Apple’s chief executive admitted the feature hit home personally, in an interview with CNN. “I found I was spending a lot more time than I should,” Tim Cook said, in remarks widely reported at the time. “I also found that the number of notifications I was getting just didn’t make sense anymore.” A CEO publicly confessing to phone overuse, from the company that builds the iPhone, was a deliberate signal of design intent.

  • 2018 (iOS 12): Screen Time, App Limits, Do Not Disturb Bedtime mode, Grouped Notifications.
  • 2019 to 2024: Focus modes expand across work, sleep, reading, fitness, and personal time. Screen Time gains Family Sharing, with parents able to set limits remotely.
  • 2026 (iOS 27): Time Allowances, Ask to Browse, Ask to Approve, and a redesigned Screen Time. Apple previewed the package in its June 8 child safety press release.

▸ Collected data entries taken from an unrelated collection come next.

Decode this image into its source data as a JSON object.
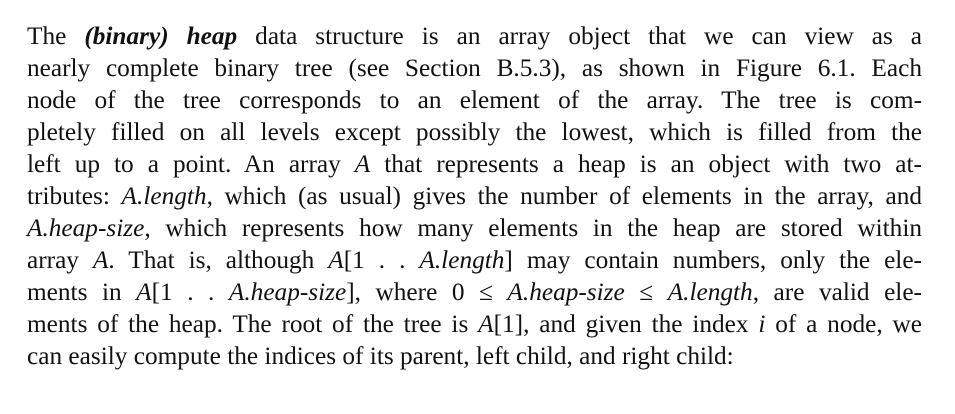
{
  "paragraph": {
    "lines": [
      [
        {
          "t": "The "
        },
        {
          "t": "(binary) heap",
          "s": "bi"
        },
        {
          "t": " data structure is an array object that we can view as a"
        }
      ],
      [
        {
          "t": "nearly complete binary tree (see Section B.5.3), as shown in Figure 6.1.  Each"
        }
      ],
      [
        {
          "t": "node of the tree corresponds to an element of the array.  The tree is com-"
        }
      ],
      [
        {
          "t": "pletely filled on all levels except possibly the lowest, which is filled from the"
        }
      ],
      [
        {
          "t": "left up to a point.  An array "
        },
        {
          "t": "A",
          "s": "it"
        },
        {
          "t": " that represents a heap is an object with two at-"
        }
      ],
      [
        {
          "t": "tributes: "
        },
        {
          "t": "A.length",
          "s": "it"
        },
        {
          "t": ", which (as usual) gives the number of elements in the array, and"
        }
      ],
      [
        {
          "t": "A.heap-size",
          "s": "it"
        },
        {
          "t": ", which represents how many elements in the heap are stored within"
        }
      ],
      [
        {
          "t": "array "
        },
        {
          "t": "A",
          "s": "it"
        },
        {
          "t": ".  That is, although "
        },
        {
          "t": "A",
          "s": "it"
        },
        {
          "t": "[1 . . "
        },
        {
          "t": "A.length",
          "s": "it"
        },
        {
          "t": "] may contain numbers, only the ele-"
        }
      ],
      [
        {
          "t": "ments in "
        },
        {
          "t": "A",
          "s": "it"
        },
        {
          "t": "[1 . . "
        },
        {
          "t": "A.heap-size",
          "s": "it"
        },
        {
          "t": "], where 0 ≤ "
        },
        {
          "t": "A.heap-size",
          "s": "it"
        },
        {
          "t": " ≤ "
        },
        {
          "t": "A.length",
          "s": "it"
        },
        {
          "t": ", are valid ele-"
        }
      ],
      [
        {
          "t": "ments of the heap. The root of the tree is "
        },
        {
          "t": "A",
          "s": "it"
        },
        {
          "t": "[1], and given the index "
        },
        {
          "t": "i",
          "s": "it"
        },
        {
          "t": " of a node, we"
        }
      ],
      [
        {
          "t": "can easily compute the indices of its parent, left child, and right child:"
        }
      ]
    ]
  }
}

Each of those releases narrowed the surface area of Apple’s attention economy, in increments. The 2018 package, in Apple’s own framing from the iOS 12 newsroom announcement, was meant to help users “balance the many things that are important to them.” Eight years later, the same idea carries over into the design of Apple’s flagship AI product. Federighi, who has overseen the work as Apple’s software chief since 2018, returned to the theme at WWDC 2026.

The 2018 iOS 12 release, with its newsroom announcement, was the formal declaration of an anti-engagement principle inside Apple. The features that followed turned that declaration into a product line. The new Siri is the latest installment, and the first one explicitly branded as AI.

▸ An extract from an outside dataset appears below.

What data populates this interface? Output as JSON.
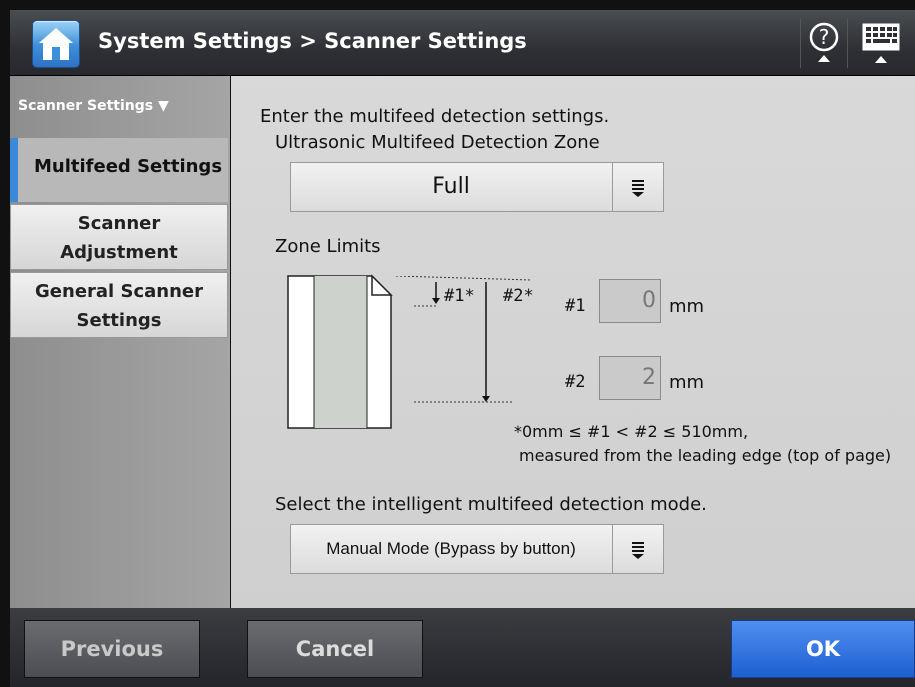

The Stakes Are Higher Than Siri

Apple’s argument is not just about a virtual assistant. Federighi connected the Siri stance to a broader claim about what AI is for, and the framing turned a feature decision into a values statement. “The idea of AI as a solution for loneliness, I mean loneliness is about a lack of connection to real people, you know, real humans,” he said. The remark put Apple at odds with chatbot makers courting users as companions, and it cast the assistant as a tool with a finite job.

Child safety sits at the center of that argument, in both the interview and the WWDC 2026 release. The same week that produced the Mostly Human episode also produced an expanded set of parental controls: Ask to Browse, Ask to Approve, Time Allowances, and a Communication Safety update that blurs gore and violence in Messages and FaceTime for users under 18. These tools, more than any AI feature, show what an anti-engagement design philosophy looks like in practice.

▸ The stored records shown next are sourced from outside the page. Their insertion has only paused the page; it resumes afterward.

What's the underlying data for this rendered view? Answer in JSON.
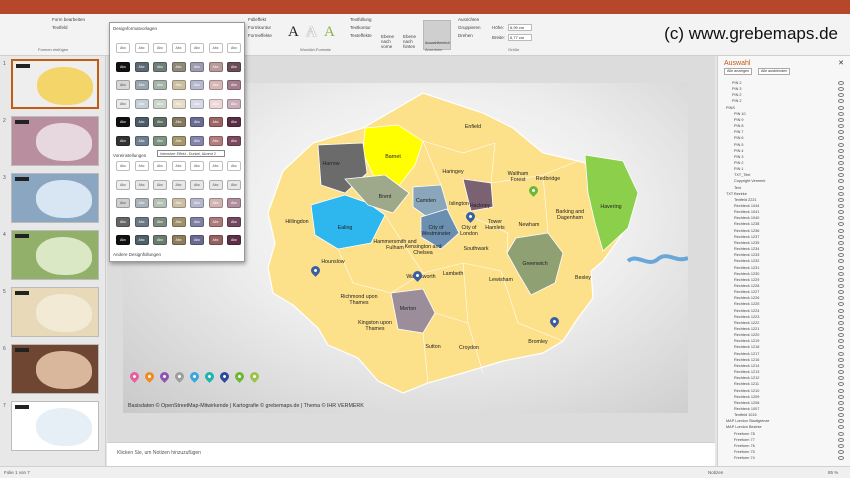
{
  "watermark": "(c) www.grebemaps.de",
  "ribbon": {
    "edit_shape": "Form bearbeiten",
    "textfield": "Textfeld",
    "insert_shapes_label": "Formen einfügen",
    "fill": "Fülleffekt",
    "outline": "Formkontur",
    "effects": "Formeffekte",
    "wordart_label": "WordArt-Formate",
    "text_fill": "Textfüllung",
    "text_outline": "Textkontur",
    "text_effects": "Texteffekte",
    "bring_forward": "Ebene nach vorne",
    "send_backward": "Ebene nach hinten",
    "selection_pane": "Auswahlbereich",
    "align": "Ausrichten",
    "group": "Gruppieren",
    "rotate": "Drehen",
    "arrange_label": "Anordnen",
    "height_label": "Höhe:",
    "height_value": "6,99 cm",
    "width_label": "Breite:",
    "width_value": "6,77 cm",
    "size_label": "Größe"
  },
  "dropdown": {
    "theme_styles_title": "Designformatvorlagen",
    "presets_title": "Voreinstellungen",
    "swatch_text": "Abc",
    "tooltip": "Intensiver Effekt - Dunkel, Akzent 2",
    "other_fills": "Andere Designfüllungen"
  },
  "slides": [
    {
      "num": "1",
      "bg": "#eeeeee",
      "map": "#f4d56a"
    },
    {
      "num": "2",
      "bg": "#b98fa0",
      "map": "#e7d8e0"
    },
    {
      "num": "3",
      "bg": "#8aa6c1",
      "map": "#d8e5f2"
    },
    {
      "num": "4",
      "bg": "#93b06a",
      "map": "#dbe8c6"
    },
    {
      "num": "5",
      "bg": "#e8d9b8",
      "map": "#f3ead6"
    },
    {
      "num": "6",
      "bg": "#6e4632",
      "map": "#d8b79c"
    },
    {
      "num": "7",
      "bg": "#ffffff",
      "map": "#e6eef6"
    }
  ],
  "map": {
    "districts": [
      {
        "name": "Enfield",
        "label": "Enfield"
      },
      {
        "name": "Barnet",
        "label": "Barnet"
      },
      {
        "name": "Harrow",
        "label": "Harrow"
      },
      {
        "name": "Haringey",
        "label": "Haringey"
      },
      {
        "name": "Waltham Forest",
        "label": "Waltham Forest"
      },
      {
        "name": "Redbridge",
        "label": "Redbridge"
      },
      {
        "name": "Havering",
        "label": "Havering"
      },
      {
        "name": "Barking and Dagenham",
        "label": "Barking and Dagenham"
      },
      {
        "name": "Hillingdon",
        "label": "Hillingdon"
      },
      {
        "name": "Ealing",
        "label": "Ealing"
      },
      {
        "name": "Brent",
        "label": "Brent"
      },
      {
        "name": "Camden",
        "label": "Camden"
      },
      {
        "name": "Islington",
        "label": "Islington"
      },
      {
        "name": "Hackney",
        "label": "Hackney"
      },
      {
        "name": "Newham",
        "label": "Newham"
      },
      {
        "name": "Tower Hamlets",
        "label": "Tower Hamlets"
      },
      {
        "name": "City of Westminster",
        "label": "City of Westminster"
      },
      {
        "name": "City of London",
        "label": "City of London"
      },
      {
        "name": "Hammersmith and Fulham",
        "label": "Hammersmith and Fulham"
      },
      {
        "name": "Kensington and Chelsea",
        "label": "Kensington and Chelsea"
      },
      {
        "name": "Southwark",
        "label": "Southwark"
      },
      {
        "name": "Greenwich",
        "label": "Greenwich"
      },
      {
        "name": "Bexley",
        "label": "Bexley"
      },
      {
        "name": "Hounslow",
        "label": "Hounslow"
      },
      {
        "name": "Wandsworth",
        "label": "Wandsworth"
      },
      {
        "name": "Lambeth",
        "label": "Lambeth"
      },
      {
        "name": "Lewisham",
        "label": "Lewisham"
      },
      {
        "name": "Richmond upon Thames",
        "label": "Richmond upon Thames"
      },
      {
        "name": "Merton",
        "label": "Merton"
      },
      {
        "name": "Kingston upon Thames",
        "label": "Kingston upon Thames"
      },
      {
        "name": "Sutton",
        "label": "Sutton"
      },
      {
        "name": "Croydon",
        "label": "Croydon"
      },
      {
        "name": "Bromley",
        "label": "Bromley"
      }
    ],
    "colors": {
      "base": "#fde08a",
      "barnet": "#ffff00",
      "harrow": "#6b6b6b",
      "havering": "#8ccf4b",
      "ealing": "#2eb6ee",
      "brent": "#9ea88a",
      "camden": "#8aa6ba",
      "westminster": "#6a8fb0",
      "hackney": "#7a6272",
      "greenwich": "#8fa073",
      "merton": "#9b8e9a",
      "river": "#6aa7d8"
    },
    "pin_colors": [
      "#e85ea0",
      "#f08a24",
      "#8e55b6",
      "#9e9e9e",
      "#3aa6e0",
      "#1db3b0",
      "#2c4a9a",
      "#6bb834",
      "#9fc24b"
    ],
    "footer": "Basisdaten © OpenStreetMap-Mitwirkende | Kartografie © grebemaps.de | Thema © IHR VERMERK"
  },
  "notes_placeholder": "Klicken Sie, um Notizen hinzuzufügen",
  "status": {
    "slide_info": "Folie 1 von 7",
    "notes_btn": "Notizen",
    "zoom": "85 %"
  },
  "selection_pane": {
    "title": "Auswahl",
    "show_all": "Alle anzeigen",
    "hide_all": "Alle ausblenden",
    "items": [
      "PIN 2",
      "PIN 3",
      "PIN 2",
      "PIN 2",
      "PINS",
      "PIN 10",
      "PIN 9",
      "PIN 8",
      "PIN 7",
      "PIN 6",
      "PIN 5",
      "PIN 4",
      "PIN 3",
      "PIN 2",
      "PIN 1",
      "TXT_Titel",
      "Copyright Vermerk",
      "Text",
      "TXT Bezirke",
      "Textfeld 2221",
      "Rechteck 1044",
      "Rechteck 1041",
      "Rechteck 1040",
      "Rechteck 1238",
      "Rechteck 1236",
      "Rechteck 1237",
      "Rechteck 1235",
      "Rechteck 1234",
      "Rechteck 1233",
      "Rechteck 1232",
      "Rechteck 1231",
      "Rechteck 1230",
      "Rechteck 1229",
      "Rechteck 1228",
      "Rechteck 1227",
      "Rechteck 1226",
      "Rechteck 1225",
      "Rechteck 1224",
      "Rechteck 1223",
      "Rechteck 1222",
      "Rechteck 1221",
      "Rechteck 1220",
      "Rechteck 1219",
      "Rechteck 1218",
      "Rechteck 1217",
      "Rechteck 1216",
      "Rechteck 1214",
      "Rechteck 1213",
      "Rechteck 1212",
      "Rechteck 1211",
      "Rechteck 1210",
      "Rechteck 1209",
      "Rechteck 1208",
      "Rechteck 1007",
      "Textfeld 1015",
      "MAP London Stadtgrenze",
      "MAP London Bezirke",
      "Freeform 78",
      "Freeform 77",
      "Freeform 76",
      "Freeform 75",
      "Freeform 74"
    ]
  }
}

Regulators have spent two years pushing for the same outcome from the other direction. Parents and some legislators have argued that smartphone makers, including Apple, should do more to limit the pull of attention-driven software. Apple can claim to have been working on the problem since before those calls became loud, which is the position the new Siri is designed to defend. The framing matters because it lets Apple position itself as a partner to the regulatory project, rather than a target of it. Federighi and Joswiak did not mention any specific bill or agency, but the timing lined up the messages.

Technology That Wants to Disappear

Joswiak closed his segment of the interview with the line that captured Apple’s broader bet. “We like when technology disappears, right? You just focus on what you want to do or you focus on the content,” he said, before tying the same idea to AI. Apple’s pitch is that the best AI is the kind a user barely notices, an assistant that answers, finishes the task, and exits. The framing is consistent with the Screen Time work that came before it, and with the child safety features shipping in the same release.

Whether rivals follow that lead is a different question. The industry has spent two years building AI products designed to maximize time-on-app, and a contrarian stance from a single company, however well-resourced, is unlikely to reset the field’s incentives on its own. Apple can win the argument about what technology should do only if the rest of the market decides the answer matters, and the Mostly Human interview is the opening move in a longer campaign.